The objective of Vasiliev’s visit to Conakry was to join the other foreign emissaries in pressing Dore to agree that Guinea’s future relations with the Kremlin are dependent on how the Russian commercial interest in Guinea is treated. This linkage with Rusal’s interests in Guinea has been categorically denied by the Russian Foreign Ministry; and by the Kremlin’s special emissary and troubleshooter in Africa, Senator Mikhail Margelov. Margelov has been particularly acerbic in his criticism of Rusal’s owner, Oleg Deripaska.
Dore was appointed prime minister in January by the head of state, Captain Dadis Moussa Camara, with a limited mandate to prepare for a new presidential election scheduled in October.

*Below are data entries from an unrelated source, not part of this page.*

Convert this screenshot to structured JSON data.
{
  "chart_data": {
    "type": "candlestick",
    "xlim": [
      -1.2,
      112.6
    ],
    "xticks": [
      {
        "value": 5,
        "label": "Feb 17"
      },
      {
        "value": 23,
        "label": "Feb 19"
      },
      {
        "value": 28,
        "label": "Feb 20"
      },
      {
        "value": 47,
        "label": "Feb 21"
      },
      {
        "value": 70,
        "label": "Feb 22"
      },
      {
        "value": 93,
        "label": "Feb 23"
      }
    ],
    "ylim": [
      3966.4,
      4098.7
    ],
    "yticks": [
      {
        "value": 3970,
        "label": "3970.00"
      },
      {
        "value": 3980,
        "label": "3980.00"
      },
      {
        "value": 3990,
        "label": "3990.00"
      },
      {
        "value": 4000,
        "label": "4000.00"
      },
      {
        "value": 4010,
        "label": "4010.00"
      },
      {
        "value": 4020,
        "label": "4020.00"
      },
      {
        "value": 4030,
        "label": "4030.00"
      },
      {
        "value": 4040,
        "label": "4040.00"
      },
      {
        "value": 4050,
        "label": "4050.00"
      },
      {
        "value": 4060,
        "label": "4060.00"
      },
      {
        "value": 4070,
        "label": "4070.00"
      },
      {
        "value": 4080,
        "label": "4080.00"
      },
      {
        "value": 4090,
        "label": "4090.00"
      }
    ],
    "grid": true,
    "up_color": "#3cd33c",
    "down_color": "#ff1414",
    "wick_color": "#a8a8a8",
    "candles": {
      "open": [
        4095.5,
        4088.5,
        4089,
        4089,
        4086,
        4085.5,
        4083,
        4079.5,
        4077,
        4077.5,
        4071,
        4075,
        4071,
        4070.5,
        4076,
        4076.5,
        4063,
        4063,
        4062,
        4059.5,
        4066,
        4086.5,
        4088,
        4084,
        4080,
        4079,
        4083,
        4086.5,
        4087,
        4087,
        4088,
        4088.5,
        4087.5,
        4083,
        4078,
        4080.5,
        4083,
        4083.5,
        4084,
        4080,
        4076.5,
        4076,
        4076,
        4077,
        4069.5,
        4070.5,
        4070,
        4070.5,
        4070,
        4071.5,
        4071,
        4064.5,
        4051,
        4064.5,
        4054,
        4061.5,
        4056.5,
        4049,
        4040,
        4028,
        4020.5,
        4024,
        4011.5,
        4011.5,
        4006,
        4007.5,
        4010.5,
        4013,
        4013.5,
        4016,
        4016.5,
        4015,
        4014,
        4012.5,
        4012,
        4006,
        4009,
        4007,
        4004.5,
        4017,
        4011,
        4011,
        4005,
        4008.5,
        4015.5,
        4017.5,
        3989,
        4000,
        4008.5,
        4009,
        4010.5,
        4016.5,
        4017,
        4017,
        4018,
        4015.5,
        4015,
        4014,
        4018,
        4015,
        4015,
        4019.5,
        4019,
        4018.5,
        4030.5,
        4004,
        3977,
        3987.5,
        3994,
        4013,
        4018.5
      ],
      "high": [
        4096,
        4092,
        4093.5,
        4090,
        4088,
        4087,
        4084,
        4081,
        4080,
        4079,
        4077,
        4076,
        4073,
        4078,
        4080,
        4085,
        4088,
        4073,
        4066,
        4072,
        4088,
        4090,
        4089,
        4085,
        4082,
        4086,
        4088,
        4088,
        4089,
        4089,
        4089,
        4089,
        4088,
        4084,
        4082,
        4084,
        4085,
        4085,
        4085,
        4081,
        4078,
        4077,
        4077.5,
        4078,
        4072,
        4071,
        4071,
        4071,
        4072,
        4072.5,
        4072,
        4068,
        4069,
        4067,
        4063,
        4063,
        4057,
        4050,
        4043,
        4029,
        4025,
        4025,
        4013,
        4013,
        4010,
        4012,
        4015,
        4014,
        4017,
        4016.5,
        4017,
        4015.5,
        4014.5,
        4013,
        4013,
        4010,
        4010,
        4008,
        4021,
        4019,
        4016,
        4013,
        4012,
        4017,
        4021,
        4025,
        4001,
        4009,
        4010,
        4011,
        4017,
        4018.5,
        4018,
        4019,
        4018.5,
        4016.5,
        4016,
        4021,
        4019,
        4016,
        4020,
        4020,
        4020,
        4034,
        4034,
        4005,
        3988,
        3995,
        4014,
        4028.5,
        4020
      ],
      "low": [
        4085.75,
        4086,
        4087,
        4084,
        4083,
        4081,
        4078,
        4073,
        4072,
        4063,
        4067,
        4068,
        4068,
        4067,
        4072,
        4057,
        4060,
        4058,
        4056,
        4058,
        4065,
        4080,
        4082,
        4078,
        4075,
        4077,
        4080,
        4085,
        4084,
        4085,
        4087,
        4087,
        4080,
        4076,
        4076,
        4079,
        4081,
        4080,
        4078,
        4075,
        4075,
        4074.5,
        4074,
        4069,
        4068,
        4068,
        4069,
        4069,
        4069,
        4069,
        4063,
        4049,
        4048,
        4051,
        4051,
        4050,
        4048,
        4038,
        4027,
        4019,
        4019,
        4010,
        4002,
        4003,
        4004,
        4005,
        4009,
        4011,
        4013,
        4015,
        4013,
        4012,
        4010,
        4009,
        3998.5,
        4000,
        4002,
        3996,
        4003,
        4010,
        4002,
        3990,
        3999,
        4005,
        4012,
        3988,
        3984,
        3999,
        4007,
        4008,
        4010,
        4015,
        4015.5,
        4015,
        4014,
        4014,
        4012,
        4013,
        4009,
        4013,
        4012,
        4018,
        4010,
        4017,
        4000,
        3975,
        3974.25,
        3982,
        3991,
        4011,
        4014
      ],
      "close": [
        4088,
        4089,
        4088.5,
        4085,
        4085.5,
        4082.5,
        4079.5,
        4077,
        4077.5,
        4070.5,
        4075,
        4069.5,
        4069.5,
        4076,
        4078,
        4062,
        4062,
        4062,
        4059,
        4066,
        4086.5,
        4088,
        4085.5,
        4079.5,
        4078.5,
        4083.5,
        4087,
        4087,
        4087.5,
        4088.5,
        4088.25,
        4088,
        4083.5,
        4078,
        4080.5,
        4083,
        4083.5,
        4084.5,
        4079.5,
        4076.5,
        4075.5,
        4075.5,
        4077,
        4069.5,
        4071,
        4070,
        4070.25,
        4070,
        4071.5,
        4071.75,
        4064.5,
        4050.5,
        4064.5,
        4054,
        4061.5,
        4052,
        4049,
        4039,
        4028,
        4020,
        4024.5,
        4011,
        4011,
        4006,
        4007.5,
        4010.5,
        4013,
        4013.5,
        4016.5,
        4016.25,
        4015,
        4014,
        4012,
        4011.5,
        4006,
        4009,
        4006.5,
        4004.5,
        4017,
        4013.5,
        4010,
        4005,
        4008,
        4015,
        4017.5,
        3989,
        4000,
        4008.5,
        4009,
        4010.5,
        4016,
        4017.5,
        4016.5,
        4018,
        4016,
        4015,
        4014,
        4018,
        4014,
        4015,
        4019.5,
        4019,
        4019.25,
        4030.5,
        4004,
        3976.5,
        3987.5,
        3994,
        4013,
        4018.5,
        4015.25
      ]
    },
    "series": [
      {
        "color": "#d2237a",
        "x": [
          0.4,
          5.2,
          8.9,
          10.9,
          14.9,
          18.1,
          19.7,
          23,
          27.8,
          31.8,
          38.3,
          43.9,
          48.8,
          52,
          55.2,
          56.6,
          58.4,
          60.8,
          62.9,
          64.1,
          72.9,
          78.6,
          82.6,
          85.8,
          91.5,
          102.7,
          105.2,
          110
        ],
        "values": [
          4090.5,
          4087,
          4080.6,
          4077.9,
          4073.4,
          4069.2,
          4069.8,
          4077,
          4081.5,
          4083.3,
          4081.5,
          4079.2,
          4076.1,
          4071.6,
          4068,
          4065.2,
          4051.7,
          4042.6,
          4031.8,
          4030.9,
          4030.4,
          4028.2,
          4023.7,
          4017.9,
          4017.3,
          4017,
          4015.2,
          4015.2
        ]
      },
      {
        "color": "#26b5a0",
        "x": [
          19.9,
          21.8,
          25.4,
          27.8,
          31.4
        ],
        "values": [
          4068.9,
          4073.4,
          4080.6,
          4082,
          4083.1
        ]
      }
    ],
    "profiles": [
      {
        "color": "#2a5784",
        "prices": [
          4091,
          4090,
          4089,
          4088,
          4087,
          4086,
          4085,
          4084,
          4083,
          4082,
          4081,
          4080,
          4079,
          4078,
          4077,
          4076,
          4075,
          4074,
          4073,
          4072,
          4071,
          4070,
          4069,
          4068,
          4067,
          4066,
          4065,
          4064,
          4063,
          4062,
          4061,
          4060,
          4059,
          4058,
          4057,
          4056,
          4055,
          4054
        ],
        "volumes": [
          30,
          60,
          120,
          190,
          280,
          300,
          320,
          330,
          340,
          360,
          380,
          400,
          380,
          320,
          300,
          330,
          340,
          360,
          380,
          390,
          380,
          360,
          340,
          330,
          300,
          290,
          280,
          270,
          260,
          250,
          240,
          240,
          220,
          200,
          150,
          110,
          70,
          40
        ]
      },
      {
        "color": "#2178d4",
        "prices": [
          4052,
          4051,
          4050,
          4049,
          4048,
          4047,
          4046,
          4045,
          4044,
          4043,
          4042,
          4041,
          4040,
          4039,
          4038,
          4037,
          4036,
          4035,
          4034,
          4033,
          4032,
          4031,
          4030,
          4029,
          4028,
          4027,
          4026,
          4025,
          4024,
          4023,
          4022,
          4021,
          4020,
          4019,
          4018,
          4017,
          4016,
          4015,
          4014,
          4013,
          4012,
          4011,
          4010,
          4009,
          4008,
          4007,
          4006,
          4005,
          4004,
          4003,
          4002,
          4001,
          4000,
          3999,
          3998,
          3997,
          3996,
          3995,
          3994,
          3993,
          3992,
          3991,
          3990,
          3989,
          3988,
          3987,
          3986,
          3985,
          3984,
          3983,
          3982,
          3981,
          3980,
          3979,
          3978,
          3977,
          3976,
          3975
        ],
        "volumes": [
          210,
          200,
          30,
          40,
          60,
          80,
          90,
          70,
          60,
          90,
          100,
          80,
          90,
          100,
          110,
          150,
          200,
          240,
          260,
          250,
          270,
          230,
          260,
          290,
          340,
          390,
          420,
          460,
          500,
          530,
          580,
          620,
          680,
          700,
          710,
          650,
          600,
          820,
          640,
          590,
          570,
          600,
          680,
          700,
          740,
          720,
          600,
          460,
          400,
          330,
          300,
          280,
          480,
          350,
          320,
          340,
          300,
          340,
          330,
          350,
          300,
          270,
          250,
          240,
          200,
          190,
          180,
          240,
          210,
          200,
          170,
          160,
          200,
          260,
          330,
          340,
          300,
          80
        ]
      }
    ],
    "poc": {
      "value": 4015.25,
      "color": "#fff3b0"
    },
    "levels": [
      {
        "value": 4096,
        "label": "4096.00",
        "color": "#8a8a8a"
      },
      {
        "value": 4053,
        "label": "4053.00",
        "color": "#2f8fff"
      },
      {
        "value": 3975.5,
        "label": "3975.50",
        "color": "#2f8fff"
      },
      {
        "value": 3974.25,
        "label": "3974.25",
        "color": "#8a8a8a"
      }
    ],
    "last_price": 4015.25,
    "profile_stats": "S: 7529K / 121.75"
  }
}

Sources close to Dore acknowledge that he has little time to achieve what he wants from his post. Camara is backing the campaign to enforce Guinean concession agreements with the foreign mining and energy companies, and end foreign company bribes for Guinean favours.
Vasiliev, sources in Conakry say, lobbied for Dore to halt litigation by the government in the Guinean courts against Rusal, and to drop claims for concession violations, fraud, and tax evasion by Rusal. A statement by Rusal that it had succeeded in its appeal against last September’s court revocation of its Friguia concession appeared in print on March 22, the day before the Guinean appellate court issued its ruling; that in turn followed the surprise withdrawal of the judge hearing the case.
Rusal has announced that the “appellate court held that the Guinean courts lack jurisdiction over the case regarding the RUSAL’s asset in Guinea and therefore reversed the ruling issued by the Guinean lower court in September 2009….RUSAL views this decision as providing a favourable step toward expanding the long-term and mutually beneficial cooperation between RUSAL and the Republic of Guinea.”
Guinean government sources have told Business Day they believe the latest ruling will be rejected by the highest court, to which the government is now appealing. The sources also say that the compensation claims are an entirely different issue, and are unaffected by the appeal process.
According to a resume posted on the website of the Institute for African Studies, “since 2006 Prof. Vasiliev is a Special Representative of the President of the Russian Federation for the Relations with African Leaders.” The resume also reports several books Vasiliev has authored, including History of Saudi Arabia, Russia in the Near and Middle East: from Messianism to Pragma¬tism, and Egypt and Egyptians.